From Iceland — The Sailor’s Guide To Icelandic Superstitions: Sea-Faring Edition

The Sailor’s Guide To Icelandic Superstitions: Sea-Faring Edition

Published September 27, 2019

The Sailor’s Guide To Icelandic Superstitions: Sea-Faring Edition
Valur Grettisson

So you want to be a sailor, eh, matey? Well, not so fast. There are a few ground rules we need to cover before you push off into the crushing Atlantic.

No pointing

First, check if your shiny new sailor clothes were sewn on a Sunday. Because if they were, buddy, you are screwed. It means that you will no doubt die at sea.

Now, before you head out, don’t you dare throw a rock in your boat lest you want it to sink later on. And don’t be childish and point at a ship, as that will have the same repercussions. Yeah, apparently that’s a real thing.

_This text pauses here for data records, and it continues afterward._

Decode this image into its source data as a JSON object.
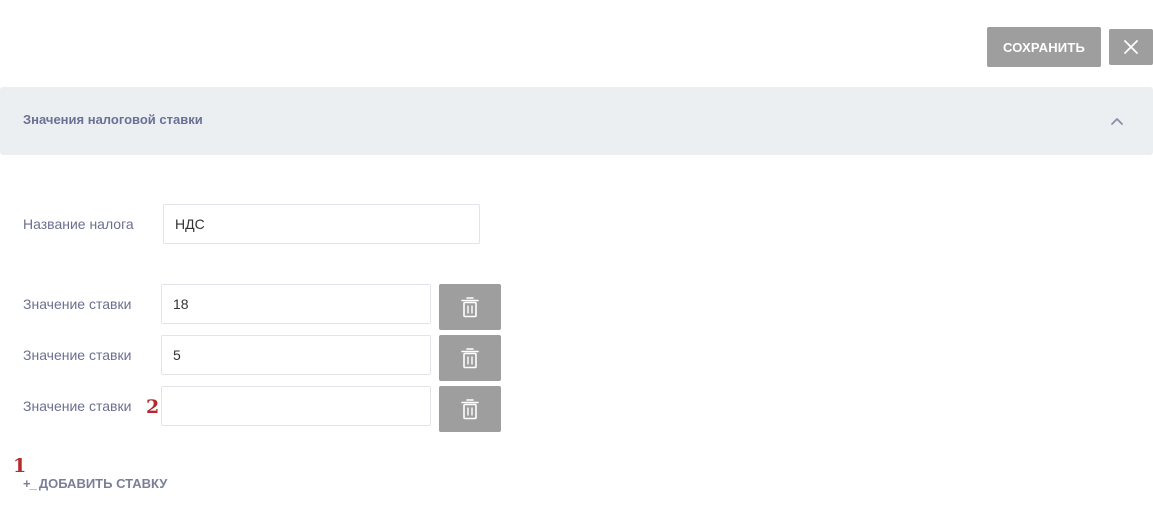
{
  "toolbar": {
    "save_label": "СОХРАНИТЬ",
    "close_icon": "close-icon"
  },
  "section": {
    "title": "Значения налоговой ставки",
    "toggle_icon": "chevron-up-icon",
    "background": "#eceff1"
  },
  "form": {
    "tax_name": {
      "label": "Название налога",
      "value": "НДС"
    },
    "rates": [
      {
        "label": "Значение ставки",
        "value": "18"
      },
      {
        "label": "Значение ставки",
        "value": "5"
      },
      {
        "label": "Значение ставки",
        "value": ""
      }
    ],
    "delete_icon": "trash-icon",
    "add_prefix": "+_",
    "add_label": "ДОБАВИТЬ СТАВКУ"
  },
  "annotations": {
    "marker_1": "1",
    "marker_2": "2",
    "color": "#b52a2f"
  },
  "colors": {
    "button_gray": "#9e9e9e",
    "label_text": "#6b7090"
  }
}
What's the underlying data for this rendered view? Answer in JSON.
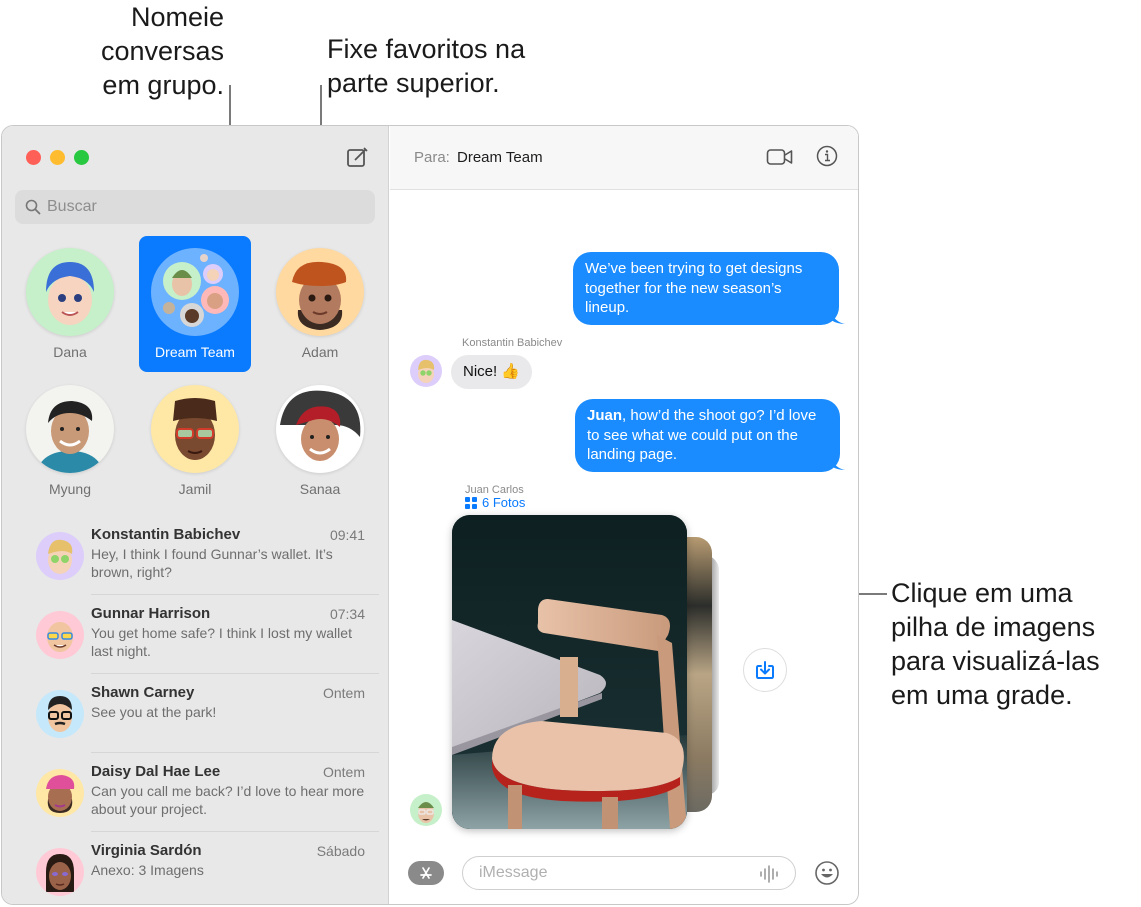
{
  "callouts": {
    "group_names": [
      "Nomeie",
      "conversas",
      "em grupo."
    ],
    "pin_favorites": [
      "Fixe favoritos na",
      "parte superior."
    ],
    "image_stack": [
      "Clique em uma",
      "pilha de imagens",
      "para visualizá-las",
      "em uma grade."
    ]
  },
  "sidebar": {
    "search_placeholder": "Buscar",
    "pinned": [
      {
        "name": "Dana",
        "icon": "memoji-avatar",
        "color": "#c6f0c9",
        "selected": false
      },
      {
        "name": "Dream Team",
        "icon": "group-avatar",
        "color": "#6db2ff",
        "selected": true
      },
      {
        "name": "Adam",
        "icon": "memoji-avatar",
        "color": "#ffd9a0",
        "selected": false
      },
      {
        "name": "Myung",
        "icon": "photo-avatar",
        "color": "#f3f3ef",
        "selected": false
      },
      {
        "name": "Jamil",
        "icon": "memoji-avatar",
        "color": "#ffe8a6",
        "selected": false
      },
      {
        "name": "Sanaa",
        "icon": "photo-avatar",
        "color": "#ffffff",
        "selected": false
      }
    ],
    "conversations": [
      {
        "name": "Konstantin Babichev",
        "time": "09:41",
        "preview": "Hey, I think I found Gunnar’s wallet. It’s brown, right?",
        "color": "#dccdfb"
      },
      {
        "name": "Gunnar Harrison",
        "time": "07:34",
        "preview": "You get home safe? I think I lost my wallet last night.",
        "color": "#ffc9d6"
      },
      {
        "name": "Shawn Carney",
        "time": "Ontem",
        "preview": "See you at the park!",
        "color": "#c6e8fb"
      },
      {
        "name": "Daisy Dal Hae Lee",
        "time": "Ontem",
        "preview": "Can you call me back? I’d love to hear more about your project.",
        "color": "#ffe7a6"
      },
      {
        "name": "Virginia Sardón",
        "time": "Sábado",
        "preview": "Anexo:  3 Imagens",
        "color": "#ffc9d6"
      }
    ]
  },
  "chat": {
    "to_label": "Para:",
    "to_value": "Dream Team",
    "messages": [
      {
        "direction": "out",
        "text": "We’ve been trying to get designs together for the new season’s lineup."
      },
      {
        "direction": "in",
        "sender": "Konstantin Babichev",
        "text": "Nice! 👍"
      },
      {
        "direction": "out",
        "mention": "Juan",
        "text": ", how’d the shoot go? I’d love to see what we could put on the landing page."
      },
      {
        "direction": "in",
        "sender": "Juan Carlos",
        "attachment": "6 Fotos"
      }
    ],
    "composer_placeholder": "iMessage"
  },
  "colors": {
    "accent": "#0a7aff",
    "bubble_out": "#1b8cff",
    "bubble_in": "#e9e9eb",
    "sidebar_bg": "#e8e8e8"
  }
}
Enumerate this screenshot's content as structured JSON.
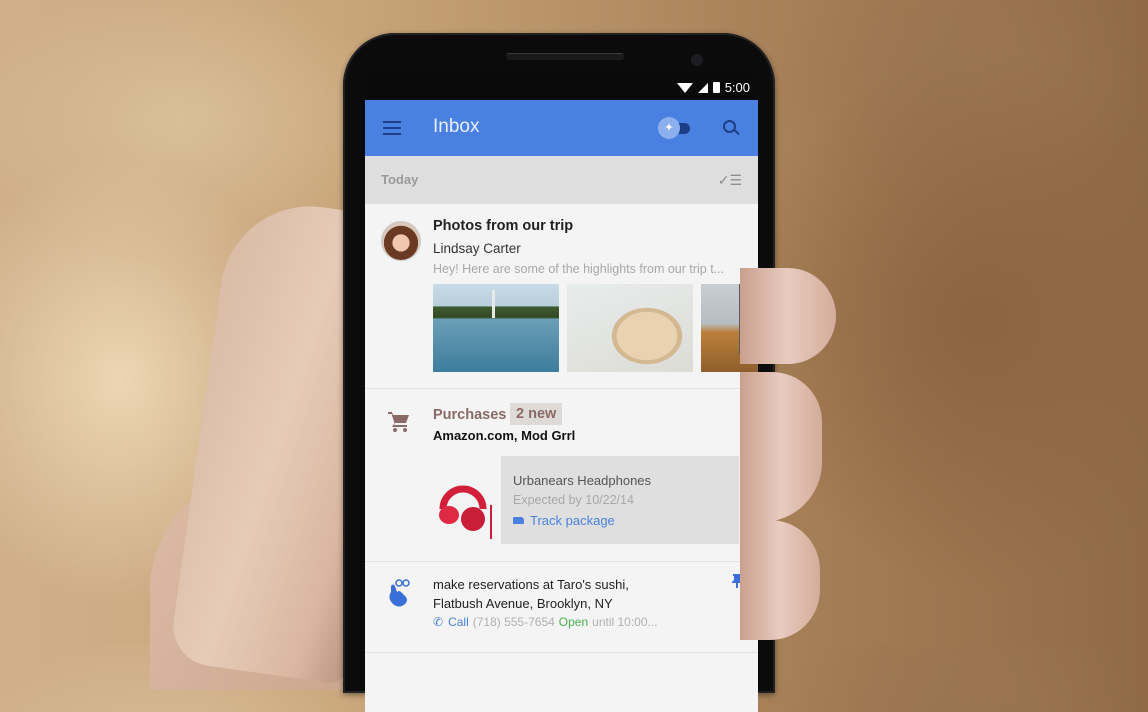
{
  "statusbar": {
    "time": "5:00",
    "icons": [
      "wifi-icon",
      "cell-signal-icon",
      "battery-icon"
    ]
  },
  "appbar": {
    "menu_icon": "menu-icon",
    "title": "Inbox",
    "pin_toggle_icon": "pin-icon",
    "pin_glyph": "✦",
    "search_icon": "search-icon"
  },
  "section": {
    "title": "Today",
    "sweep_glyph": "✓☰"
  },
  "emails": [
    {
      "subject": "Photos from our trip",
      "sender": "Lindsay Carter",
      "snippet": "Hey! Here are some of the highlights from our trip t...",
      "attachments": [
        "photo-monument-reflecting-pool",
        "photo-bagel-food",
        "photo-window-view"
      ]
    }
  ],
  "bundle": {
    "title": "Purchases",
    "badge": "2 new",
    "merchants": "Amazon.com, Mod Grrl",
    "product": {
      "name": "Urbanears Headphones",
      "eta": "Expected by 10/22/14",
      "action": "Track package"
    },
    "accent": "#8a6a66"
  },
  "reminder": {
    "text_line1": "make reservations at Taro's sushi,",
    "text_line2": "Flatbush Avenue, Brooklyn, NY",
    "call_label": "Call",
    "phone": "(718) 555-7654",
    "open_status": "Open",
    "hours": "until 10:00...",
    "pin_glyph": "📌"
  },
  "colors": {
    "appbar": "#4a80e0",
    "appbar_icons": "#1c3e86",
    "link": "#4a80e0",
    "open_green": "#4caf50"
  }
}
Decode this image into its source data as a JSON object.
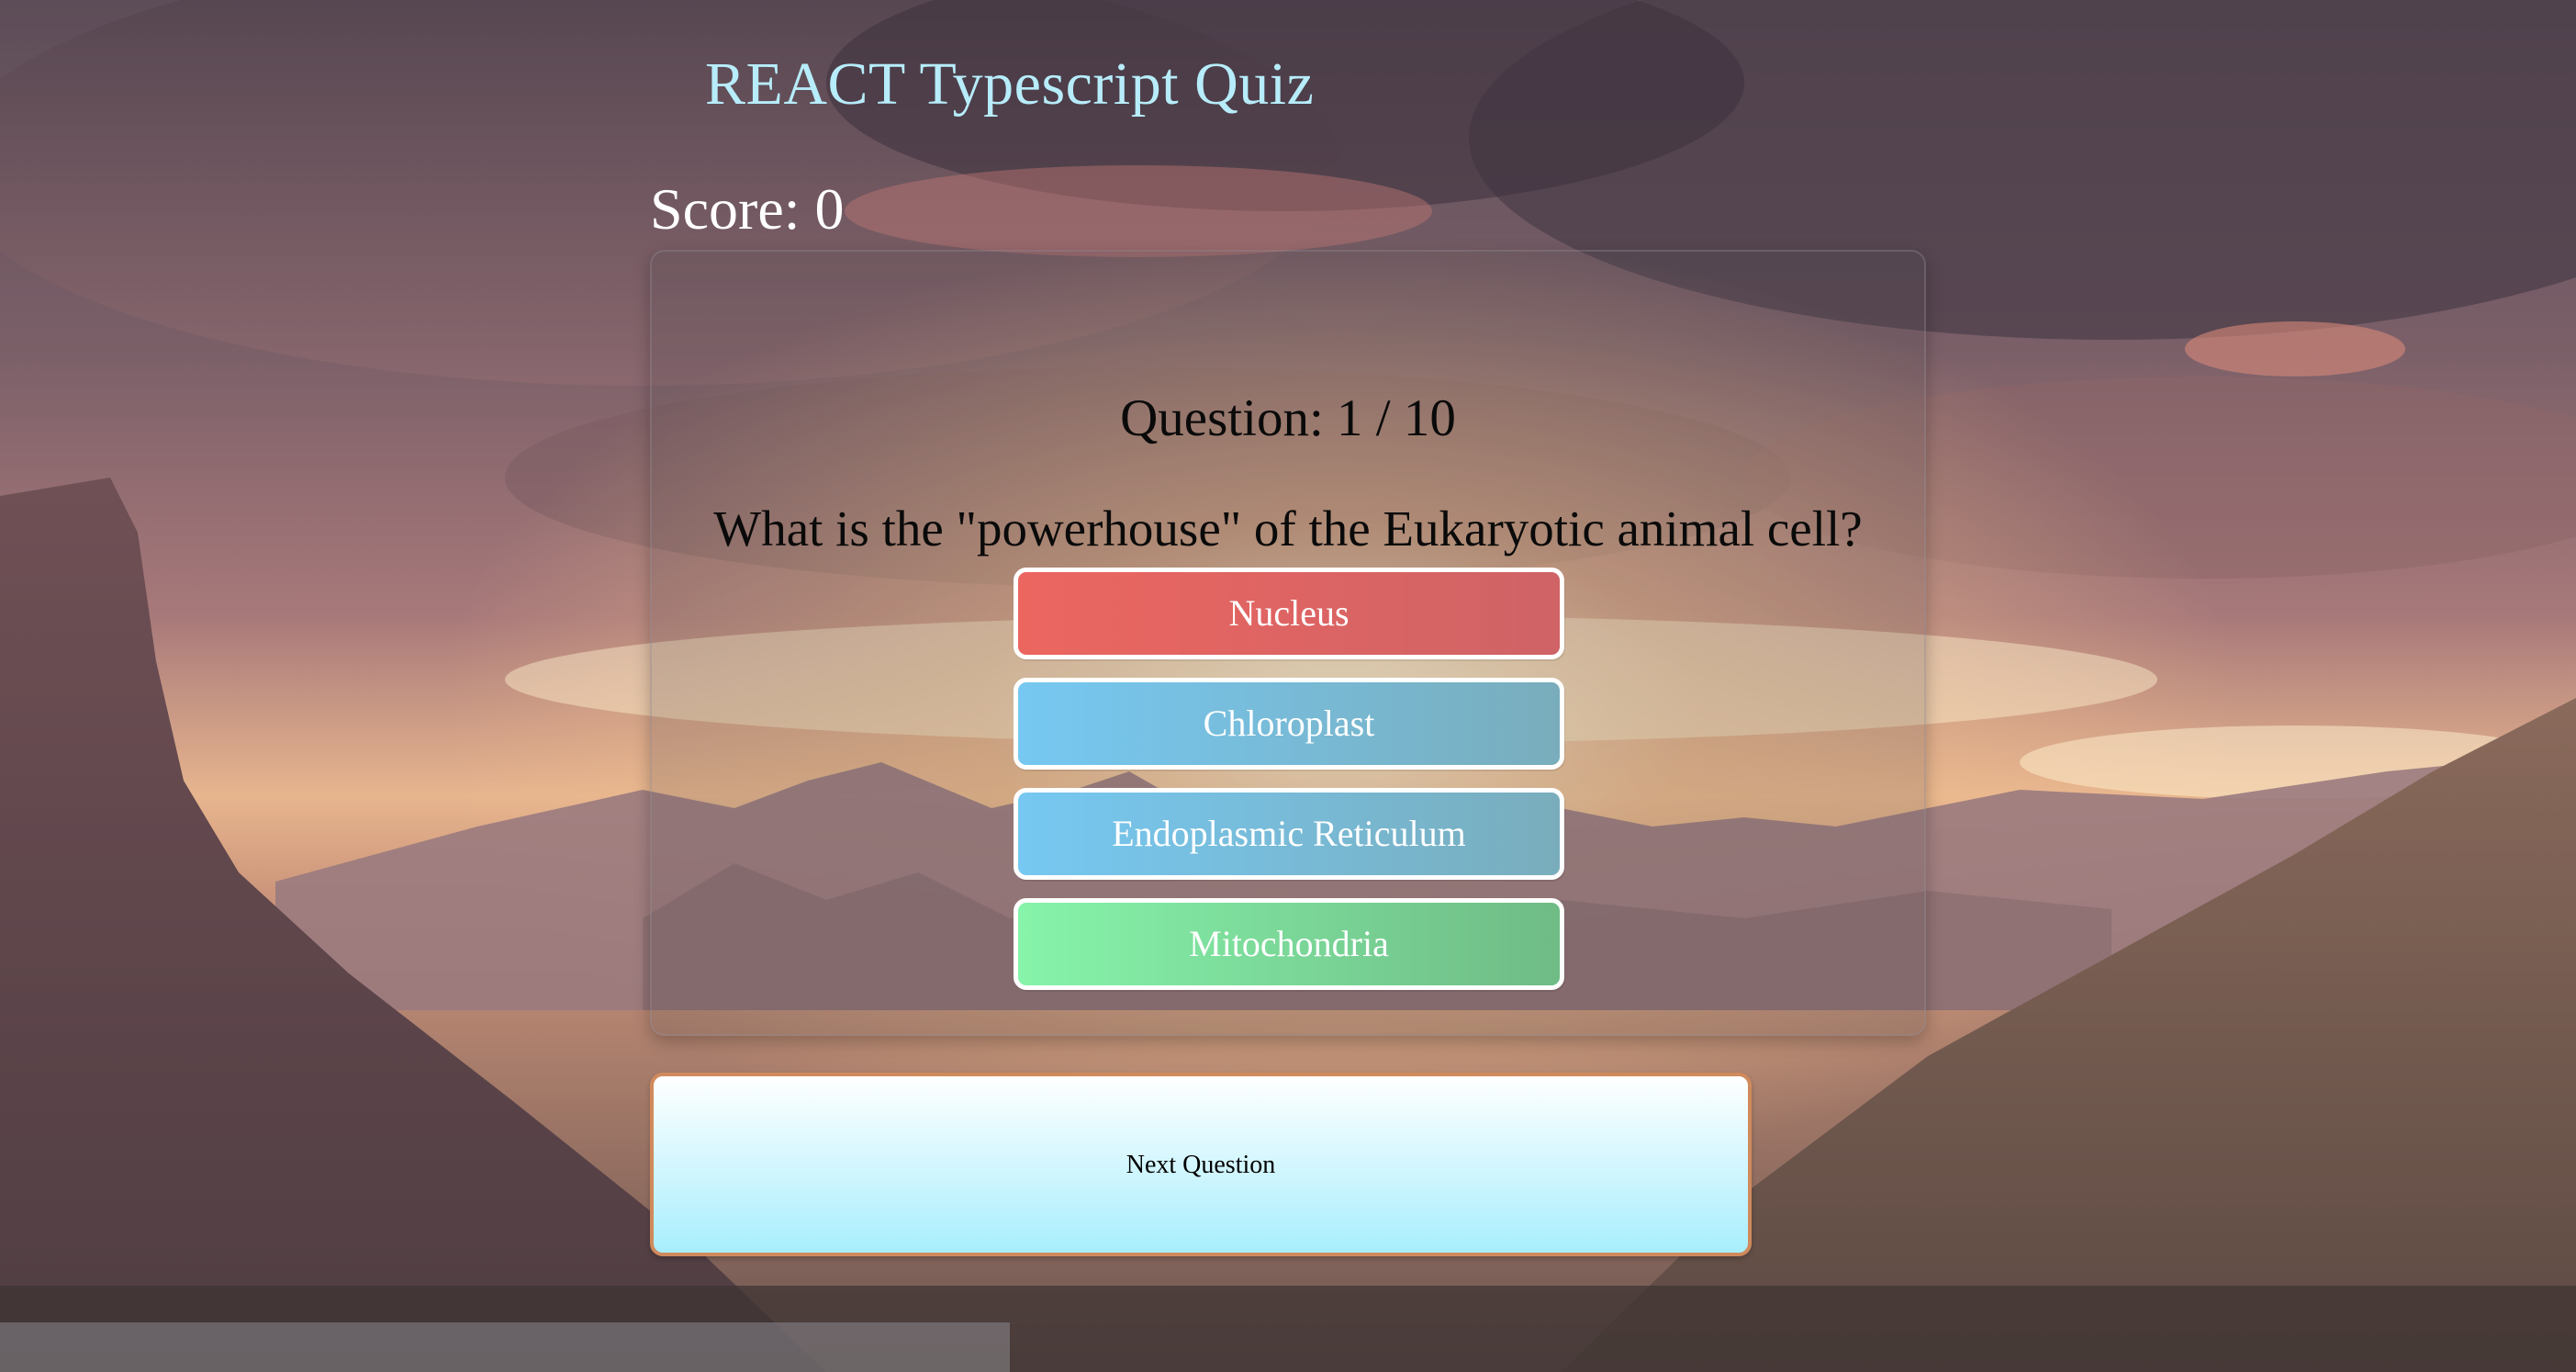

Once you’re chugging out to sea, no matter your mood don’t even think of whistling. You are practically daring the wind to smite you.

Sleep tight

Well you’ve survived up until now, and even caught some delicious cod, but you also got some tiny weird fish. You’ll just toss your unintended catch back to the sea, right? Jesus, what are you, a madman!? Do not throw fish overboard—for then you are feeding none other than the devil himself. And that means you’re gonna die out there.

Now then, it was a productive day, and you deserve a good night’s sleep. But keep your wits about you because sleep brings about the most important part of the job: dreams.

If you dream of blood, a broken engine, or some other calamity, wake the hell up and sail straight home. But if you dream of nets overflowing with fish, wake up and start dragging those suckers on board. The same goes with some women; dream of your old lady, and you’re in luck.

So remember: The real luck on the ocean is not fishing well, but to return safely. Still interested in earning your sea legs?